Get gradient with respect to a given layer

Hello! I am sorry if this is a silly question but I am quite new so I would really appreciate any help. How can I take the derivative of the output layer with respect to an intermediate layer? Here is a little example of what i mean (simplified):

class NN(torch.nn.Module):

    def __init__(self):
        super(Model, self).__init__()
        self.l1 = torch.nn.Linear(2, 3)
        self.l2 = torch.nn.Linear(3, 1)
        self.l3 = torch.nn.Linear(1, 3)
        self.l4 = torch.nn.Linear(3, 2)

    def forward(self, x):
        z = torch.sigmoid(self.l1(x))
        z = torch.sigmoid(self.l2(z))
        y_pred = torch.sigmoid(self.l3(z))
        y_pred = self.l4(y_pred)
        return y_pred, z

I also have func(x)=x+1/x

I want to define (minimize) my loss function like this: L = MSE(y,y_pred) + func(d(y_pred)/d(z))

Basically I want to take the derivative of the output with respect to z, which is an inner layer. Can someone help me? Thank you!


The thing is that d(y_pred)/d(z) is a 2D Jacobian matrix. The autograd engine can only compute Jacobian vector product.
Could you give more informations about what func() is? Maybe it is doable in your case.

Thank you for your reply. Actually you can ignore the func(), i realized i am overcomplicating things. Here is what I need. So my output has 2 numbers: y_pred[0] and y_pred[1]. I want my loss to be this: L = MSE(y,y_pred) + abs(sqrt((d(y_pred[0])/d(z))**2 + (d(y_pred[1])/d(z))**2)-1). So I want the norm of my Jacobian to be 1. I tried using this: torch.autograd.grad(output[0][0], output[1], create_graph=True)[0] to get, for example, d(y_pred[0])/d(z). It works for one example, but if I have a batch it doesn’t work anymore (I am not sure how to handle the dimensionality of the tensors so that I can take gradients properly).

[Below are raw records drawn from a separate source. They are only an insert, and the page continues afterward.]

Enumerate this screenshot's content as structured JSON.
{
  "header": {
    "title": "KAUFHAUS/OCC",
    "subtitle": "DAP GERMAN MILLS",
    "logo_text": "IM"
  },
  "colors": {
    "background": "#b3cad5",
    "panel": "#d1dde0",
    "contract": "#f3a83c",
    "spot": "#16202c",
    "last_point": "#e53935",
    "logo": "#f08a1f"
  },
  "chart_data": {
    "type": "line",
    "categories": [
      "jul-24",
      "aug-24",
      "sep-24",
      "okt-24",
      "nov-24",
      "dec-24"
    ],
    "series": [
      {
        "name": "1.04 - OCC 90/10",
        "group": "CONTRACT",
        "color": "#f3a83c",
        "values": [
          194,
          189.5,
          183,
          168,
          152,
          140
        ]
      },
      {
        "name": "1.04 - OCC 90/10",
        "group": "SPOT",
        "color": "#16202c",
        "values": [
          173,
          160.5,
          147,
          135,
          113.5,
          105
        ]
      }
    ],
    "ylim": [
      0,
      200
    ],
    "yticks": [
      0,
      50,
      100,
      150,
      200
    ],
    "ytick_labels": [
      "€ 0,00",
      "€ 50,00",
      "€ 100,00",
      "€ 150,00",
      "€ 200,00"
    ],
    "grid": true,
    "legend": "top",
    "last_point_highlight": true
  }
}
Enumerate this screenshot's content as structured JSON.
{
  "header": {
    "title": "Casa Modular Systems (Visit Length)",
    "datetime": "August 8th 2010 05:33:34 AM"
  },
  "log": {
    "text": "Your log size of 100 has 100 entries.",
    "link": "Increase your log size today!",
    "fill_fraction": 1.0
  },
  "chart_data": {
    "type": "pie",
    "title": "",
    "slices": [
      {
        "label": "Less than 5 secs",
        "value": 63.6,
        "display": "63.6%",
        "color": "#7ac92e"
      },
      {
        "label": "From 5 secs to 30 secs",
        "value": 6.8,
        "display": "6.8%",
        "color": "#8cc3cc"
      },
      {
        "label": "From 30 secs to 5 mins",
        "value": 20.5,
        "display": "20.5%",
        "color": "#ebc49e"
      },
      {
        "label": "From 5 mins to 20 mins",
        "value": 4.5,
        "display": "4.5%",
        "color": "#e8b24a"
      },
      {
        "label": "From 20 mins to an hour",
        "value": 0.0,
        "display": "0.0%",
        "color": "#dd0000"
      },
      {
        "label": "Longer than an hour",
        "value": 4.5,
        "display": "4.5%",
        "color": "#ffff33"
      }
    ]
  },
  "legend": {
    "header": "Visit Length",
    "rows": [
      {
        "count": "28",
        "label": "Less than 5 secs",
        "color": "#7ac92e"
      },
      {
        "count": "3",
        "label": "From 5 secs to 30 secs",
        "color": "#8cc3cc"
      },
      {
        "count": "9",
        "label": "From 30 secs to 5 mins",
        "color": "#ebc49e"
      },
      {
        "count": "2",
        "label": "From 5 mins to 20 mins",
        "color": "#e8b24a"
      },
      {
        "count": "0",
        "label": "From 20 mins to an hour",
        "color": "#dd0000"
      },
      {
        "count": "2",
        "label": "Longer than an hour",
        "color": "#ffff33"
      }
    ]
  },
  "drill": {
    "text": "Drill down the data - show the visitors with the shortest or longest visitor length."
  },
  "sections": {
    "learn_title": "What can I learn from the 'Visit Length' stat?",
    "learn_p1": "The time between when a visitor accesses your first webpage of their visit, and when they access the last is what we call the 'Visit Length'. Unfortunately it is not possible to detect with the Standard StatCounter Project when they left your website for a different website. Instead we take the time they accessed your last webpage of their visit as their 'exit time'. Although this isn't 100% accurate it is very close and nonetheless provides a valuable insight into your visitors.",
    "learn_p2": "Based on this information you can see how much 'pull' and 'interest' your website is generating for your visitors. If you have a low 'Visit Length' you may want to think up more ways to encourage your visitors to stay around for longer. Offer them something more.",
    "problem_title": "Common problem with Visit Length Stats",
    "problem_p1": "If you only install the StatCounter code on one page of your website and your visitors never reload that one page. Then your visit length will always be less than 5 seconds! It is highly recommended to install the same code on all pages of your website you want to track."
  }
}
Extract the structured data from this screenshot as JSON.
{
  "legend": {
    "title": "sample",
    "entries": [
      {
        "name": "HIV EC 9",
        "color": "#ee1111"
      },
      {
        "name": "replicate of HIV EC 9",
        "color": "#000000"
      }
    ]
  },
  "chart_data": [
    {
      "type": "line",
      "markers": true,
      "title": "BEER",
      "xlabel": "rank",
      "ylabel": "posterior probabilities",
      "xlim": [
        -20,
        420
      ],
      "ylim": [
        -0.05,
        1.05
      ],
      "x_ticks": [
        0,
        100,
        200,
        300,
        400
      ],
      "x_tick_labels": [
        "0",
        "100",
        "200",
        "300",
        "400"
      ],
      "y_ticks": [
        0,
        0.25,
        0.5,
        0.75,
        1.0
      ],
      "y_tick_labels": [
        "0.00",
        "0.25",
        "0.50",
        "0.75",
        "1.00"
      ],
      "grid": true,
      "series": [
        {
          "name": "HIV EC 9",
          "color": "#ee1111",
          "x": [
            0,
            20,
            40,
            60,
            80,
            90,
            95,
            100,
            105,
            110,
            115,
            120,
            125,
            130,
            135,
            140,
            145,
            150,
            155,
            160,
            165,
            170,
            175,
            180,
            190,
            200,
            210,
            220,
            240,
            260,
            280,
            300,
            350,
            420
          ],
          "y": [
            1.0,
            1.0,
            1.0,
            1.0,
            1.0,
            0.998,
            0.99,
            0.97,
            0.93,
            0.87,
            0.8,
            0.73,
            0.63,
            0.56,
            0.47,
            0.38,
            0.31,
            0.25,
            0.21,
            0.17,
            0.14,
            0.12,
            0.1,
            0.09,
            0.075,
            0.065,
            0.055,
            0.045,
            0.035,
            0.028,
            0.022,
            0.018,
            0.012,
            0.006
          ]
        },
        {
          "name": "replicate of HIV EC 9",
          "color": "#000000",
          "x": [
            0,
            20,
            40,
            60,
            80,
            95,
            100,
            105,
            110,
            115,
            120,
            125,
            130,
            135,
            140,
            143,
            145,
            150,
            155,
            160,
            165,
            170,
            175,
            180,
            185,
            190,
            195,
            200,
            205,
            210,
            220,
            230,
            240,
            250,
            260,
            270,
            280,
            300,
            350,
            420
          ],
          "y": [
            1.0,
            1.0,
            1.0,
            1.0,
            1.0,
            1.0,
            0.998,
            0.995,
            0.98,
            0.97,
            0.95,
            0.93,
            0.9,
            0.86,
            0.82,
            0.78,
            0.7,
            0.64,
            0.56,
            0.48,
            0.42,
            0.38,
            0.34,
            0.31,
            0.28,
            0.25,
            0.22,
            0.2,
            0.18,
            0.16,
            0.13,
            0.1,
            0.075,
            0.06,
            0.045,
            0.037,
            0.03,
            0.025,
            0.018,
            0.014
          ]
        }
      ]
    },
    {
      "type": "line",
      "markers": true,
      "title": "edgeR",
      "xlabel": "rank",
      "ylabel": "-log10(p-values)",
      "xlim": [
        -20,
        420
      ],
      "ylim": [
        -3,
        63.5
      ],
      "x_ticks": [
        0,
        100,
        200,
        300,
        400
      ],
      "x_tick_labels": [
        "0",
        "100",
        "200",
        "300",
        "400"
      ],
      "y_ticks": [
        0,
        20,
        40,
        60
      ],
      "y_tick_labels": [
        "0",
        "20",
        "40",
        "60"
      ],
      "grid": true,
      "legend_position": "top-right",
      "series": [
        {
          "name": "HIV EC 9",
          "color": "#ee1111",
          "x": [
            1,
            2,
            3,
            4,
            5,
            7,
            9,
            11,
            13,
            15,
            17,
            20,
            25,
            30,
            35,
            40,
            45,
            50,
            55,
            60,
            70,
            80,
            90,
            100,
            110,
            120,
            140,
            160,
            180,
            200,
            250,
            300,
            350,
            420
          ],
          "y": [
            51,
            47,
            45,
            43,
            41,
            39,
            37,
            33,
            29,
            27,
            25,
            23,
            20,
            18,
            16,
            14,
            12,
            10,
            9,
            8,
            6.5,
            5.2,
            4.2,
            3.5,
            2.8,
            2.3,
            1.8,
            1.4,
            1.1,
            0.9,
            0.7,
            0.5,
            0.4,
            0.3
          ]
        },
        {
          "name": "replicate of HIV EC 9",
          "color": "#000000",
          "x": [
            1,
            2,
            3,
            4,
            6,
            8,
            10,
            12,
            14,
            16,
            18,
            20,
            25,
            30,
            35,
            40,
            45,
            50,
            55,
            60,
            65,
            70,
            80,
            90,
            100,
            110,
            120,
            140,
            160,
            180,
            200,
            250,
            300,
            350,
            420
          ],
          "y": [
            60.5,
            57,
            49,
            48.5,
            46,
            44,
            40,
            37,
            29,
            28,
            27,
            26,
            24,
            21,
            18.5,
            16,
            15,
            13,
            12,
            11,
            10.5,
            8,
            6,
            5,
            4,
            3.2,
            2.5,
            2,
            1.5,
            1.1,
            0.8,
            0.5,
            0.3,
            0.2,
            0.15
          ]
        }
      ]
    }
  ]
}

Update: I wrote this code, which works:

class SimpleNet(nn.Module):
    def __init__(self):
        self.linear1 = nn.Linear(2, 1,  bias=False)
        self.linear2 = nn.Linear(1, 2,  bias=False)
    def forward(self, x):
        z = self.linear1(x)
        y_pred = self.linear2(z)

        return y_pred, z

model = SimpleNet().cuda()

for epoch in range(1000):
    for i, dt in enumerate(data.trn_dl):
        output = model(dt[0])
        loss2 = 0
        for j in range(0,len(output[0])):            
            l1 = torch.autograd.grad(output[0][j][0], output[1], create_graph=True)[0][j]
            l2 = torch.autograd.grad(output[0][j][1], output[1], create_graph=True)[0][j]
            loss2 = loss2 + abs(torch.sqrt(l1**2+l2**2)-1)
        loss1 = F.mse_loss(output[0], dt[1])
        loss = loss1+loss2 
    if epoch%100==0:

So it seems to work, the loss goes down, but it is very slow. I assume that the reason is that for loop. Is there a way to go around that? Thank you!